Travieso, se quedó quieto, dejando que avanzara sin darse cuenta de que se había quedado atrás. Se agachó para coger nieve y la moldeó con sus manoplas rojas, haciendo una bola.
—¡Satoru! —Llamó, lanzándola con una ligera risa. Su aliento se congeló al instante y sus ojos titilaron de felicidad.
El chico sonrió, limpiándose el abrigo gris, donde la bola había impactado. Satoru extendió los brazos cuando lo vio correr hacia él y sostuvo su cuerpo cuando su amigo saltó para ser tomado en brazos.
—¿Quieres que te suba así a tu apartamento? —Preguntó, acariciando su helado pelo negro con delicadeza. Sentía sus piernas rodeando su cintura con fuerza y lo sujetó para que no cayera, asegurándose de que se sintiera cómodo. —Te aprovechas de que eres más pequeño que yo, ¿verdad?
—No, mentira. —Ocultó el rostro en el atractivo hueco de su cuello, jugando. —Quiero que me subas así y me dejes en la cama, ¿vale? Quiero darte mimos, muchos mimos... Y abrazarte mientras duermes.

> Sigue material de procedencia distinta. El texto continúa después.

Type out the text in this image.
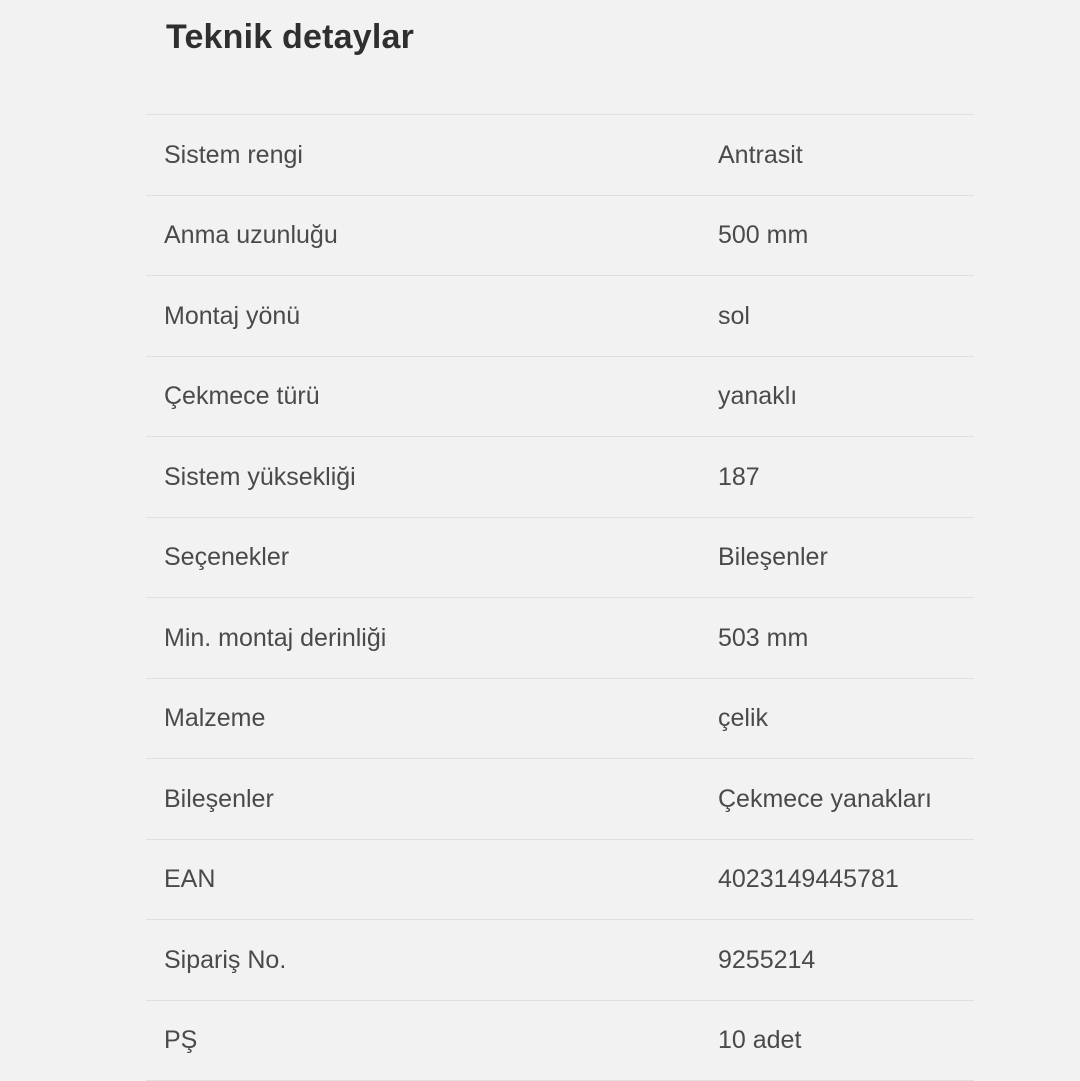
Teknik detaylar
Sistem rengi	Antrasit
Anma uzunluğu	500 mm
Montaj yönü	sol
Çekmece türü	yanaklı
Sistem yüksekliği	187
Seçenekler	Bileşenler
Min. montaj derinliği	503 mm
Malzeme	çelik
Bileşenler	Çekmece yanakları
EAN	4023149445781
Sipariş No.	9255214
PŞ	10 adet
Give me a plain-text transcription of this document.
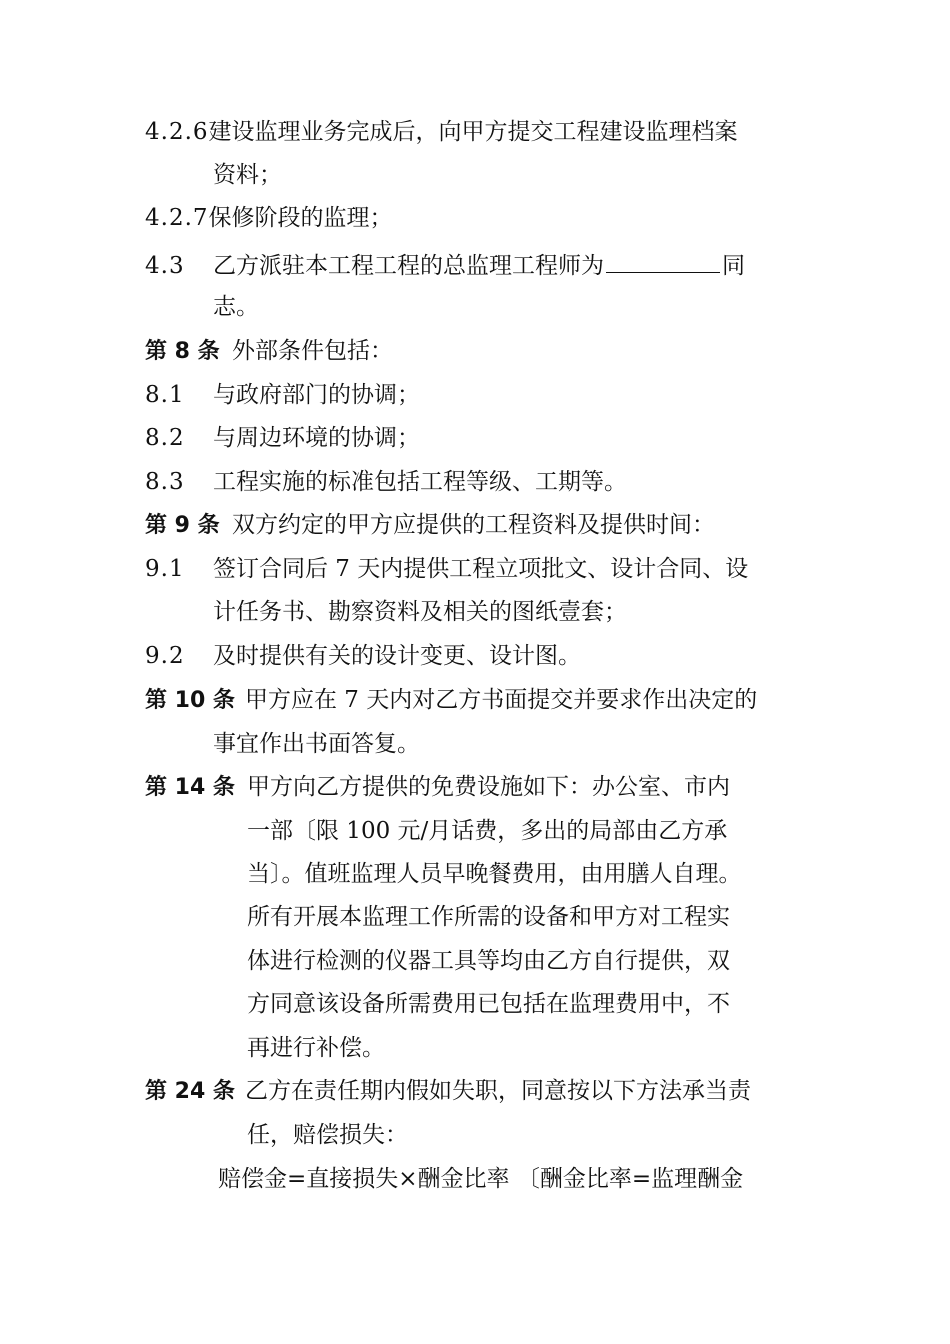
4.2.6建设监理业务完成后，向甲方提交工程建设监理档案
资料；
4.2.7保修阶段的监理；
4.3 乙方派驻本工程工程的总监理工程师为	同
志。
第 8 条 外部条件包括：
8.1 与政府部门的协调；
8.2 与周边环境的协调；
8.3 工程实施的标准包括工程等级、工期等。
第 9 条 双方约定的甲方应提供的工程资料及提供时间：
9.1 签订合同后 7 天内提供工程立项批文、设计合同、设
计任务书、勘察资料及相关的图纸壹套；
9.2 及时提供有关的设计变更、设计图。
第 10 条 甲方应在 7 天内对乙方书面提交并要求作出决定的
事宜作出书面答复。
第 14 条 甲方向乙方提供的免费设施如下：办公室、市内
一部〔限 100 元/月话费，多出的局部由乙方承
当〕。值班监理人员早晚餐费用，由用膳人自理。
所有开展本监理工作所需的设备和甲方对工程实
体进行检测的仪器工具等均由乙方自行提供，双
方同意该设备所需费用已包括在监理费用中，不
再进行补偿。
第 24 条 乙方在责任期内假如失职，同意按以下方法承当责
任，赔偿损失：
赔偿金=直接损失×酬金比率 〔酬金比率=监理酬金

Asintió, viendo que dejaba de esconderse, y dejó que llenara su cara de rápidos y cariñosos besos. Atrapó su boca con ternura, aquellos labios que sabían a frambuesa pintaron de rosa su corazón de cristal. Megumi era tan perfecto.
Y, al otro lado de la calle, una figura encapuchada observaba la dulce escena. El cigarrillo que pendía de sus dedos cayó al suelo, apagándose cuando una bota lo pisó con rabia.